Por NACHO CABANA.
Aunque Jurassic World: el reíno caído es mejor que las dos secuelas de la película original juntas (El mundo perdido -1997- de Steven Spielberg y Parque Jurásico 3 de Joe Johnston), hemos de reconocer que el asunto de los dinosaurios no da mucho más de sí. El éxito de Jurassic World (2015) de Colin Trevorrow, su más inmediata antecesora, se debía a que usaba exactamente el mismo concepto que el film de Spielberg actualizando el software generador de dinosaurios así como su inserción en el mundo real. Y aunque (como se explica en el muy interesante documental Le complexe de Frankenstein de Gilles Penso y Alexandre Poncet) en Parque Jurásico (1993) de Steven Spielberg se utilizaron muchos más animatronics de lo que en su momento se vendió, la imagen digital fue básica para darle al film el “sense of wonder” que hizo que todos nos identificáramos con Laura Dern la primera vez que se enfrentaba a los diplodocus en cuestión.
Obviamente, después de los terabytes semanales de chatarra informática con que Hollywood llena sus blockbusters, nada de eso puede funcionar en el debut de Bayona en las grandes ligas como lo hizo hace 25 años. Por eso, Colin Trevorrow y Derek Connolly, los guionistas del actual film, aciertan en la primera mitad de la película que mañana se estrena al apostar por la épica de aventuras: los héroes regresan a la isla para salvar a las bestias clonadas de la erupción de un volcán. Toda esta primera parte es muy entretenida y acaba en un clímax angustioso y excelentemente rodado bajo el agua donde el infinito despliegue de medios se pone al servicio de la emoción.
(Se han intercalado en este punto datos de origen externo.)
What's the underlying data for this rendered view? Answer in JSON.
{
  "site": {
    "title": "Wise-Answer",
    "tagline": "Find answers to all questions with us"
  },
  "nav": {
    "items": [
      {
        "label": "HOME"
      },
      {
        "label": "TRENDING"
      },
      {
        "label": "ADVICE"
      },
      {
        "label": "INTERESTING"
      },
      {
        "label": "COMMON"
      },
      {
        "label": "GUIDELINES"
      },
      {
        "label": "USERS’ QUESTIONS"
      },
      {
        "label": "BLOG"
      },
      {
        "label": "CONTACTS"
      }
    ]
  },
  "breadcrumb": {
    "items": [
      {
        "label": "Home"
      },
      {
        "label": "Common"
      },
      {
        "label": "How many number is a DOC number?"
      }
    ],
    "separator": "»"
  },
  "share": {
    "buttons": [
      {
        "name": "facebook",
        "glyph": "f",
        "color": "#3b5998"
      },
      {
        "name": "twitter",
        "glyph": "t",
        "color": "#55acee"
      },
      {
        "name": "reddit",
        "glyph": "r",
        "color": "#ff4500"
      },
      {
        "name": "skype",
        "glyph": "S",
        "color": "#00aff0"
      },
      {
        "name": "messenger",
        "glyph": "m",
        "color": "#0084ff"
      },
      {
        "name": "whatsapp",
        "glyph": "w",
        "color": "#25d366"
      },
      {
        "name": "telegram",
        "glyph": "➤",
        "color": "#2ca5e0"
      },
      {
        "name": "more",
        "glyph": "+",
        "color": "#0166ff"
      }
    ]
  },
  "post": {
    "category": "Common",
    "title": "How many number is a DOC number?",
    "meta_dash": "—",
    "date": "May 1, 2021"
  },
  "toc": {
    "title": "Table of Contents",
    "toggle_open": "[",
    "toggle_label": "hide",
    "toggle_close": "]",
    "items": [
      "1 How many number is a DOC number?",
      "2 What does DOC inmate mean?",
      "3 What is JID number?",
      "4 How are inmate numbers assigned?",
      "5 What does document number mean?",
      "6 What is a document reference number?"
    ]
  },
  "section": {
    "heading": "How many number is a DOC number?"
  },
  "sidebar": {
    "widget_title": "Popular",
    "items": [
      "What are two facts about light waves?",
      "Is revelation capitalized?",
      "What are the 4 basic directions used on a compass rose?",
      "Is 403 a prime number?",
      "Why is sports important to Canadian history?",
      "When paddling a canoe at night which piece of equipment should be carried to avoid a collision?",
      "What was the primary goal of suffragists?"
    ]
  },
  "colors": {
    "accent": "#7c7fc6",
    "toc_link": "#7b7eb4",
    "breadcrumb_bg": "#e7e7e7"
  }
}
El problema es que la historia se acaba ahí y, como queda aún más de una hora de película, la acción pasa a centrarse en dos planteamientos bastante bizarros; uno más o menos gracioso (la subasta de dinosaurios) y otro digno de la saga Transformers (la conversión genética de un dinosaurio en un arma militar) que afortunadamente sus inventores no llevan hasta sus últimas consecuencias (quizás lo dejen para la tercera parte). La acción pasa de esta forma de los espectaculares paisajes hawaianos a los estudios Pinewood de Londres y Bayona logra cuadrar solo a medias el círculo imposible de tener a un bicho prehistórico dentro de una casa y hacer como si de un asesino en serie se tratara aunque no logra que te creas que el edificio resista semejante trajín en su interior.
Y eso nos lleva de nuevo a una de los dogmas más molestos de los blockbusters gringos: la ausencia de sangre. Como los ejecutivos de los estudios piensan que los niños no pueden ver el líquido que les corre por las venas en una pantalla, se llega a absurdos como esa secuencia de Jurassic World: el reíno caído en el que un dinosaurio le amputa el brazo a un colega y no sale ni una gota de la bebida favorita de Drácula.
Jurassic World: el reíno caído es una entretenida película palomitera que afortunadamente restringe el ámbito de acción de la ineludible niña spielbergriana para que así no moleste (como ocurría en la filmada por Colin Trevorrow hace tres años) el normal desarrollo de la acción, y que, a la postre, se erige, en una bisagra entre el universo clásico de la franquicia y su evolución posterior que, nos tememos, la situará en los territorios del Kaiju Eiga.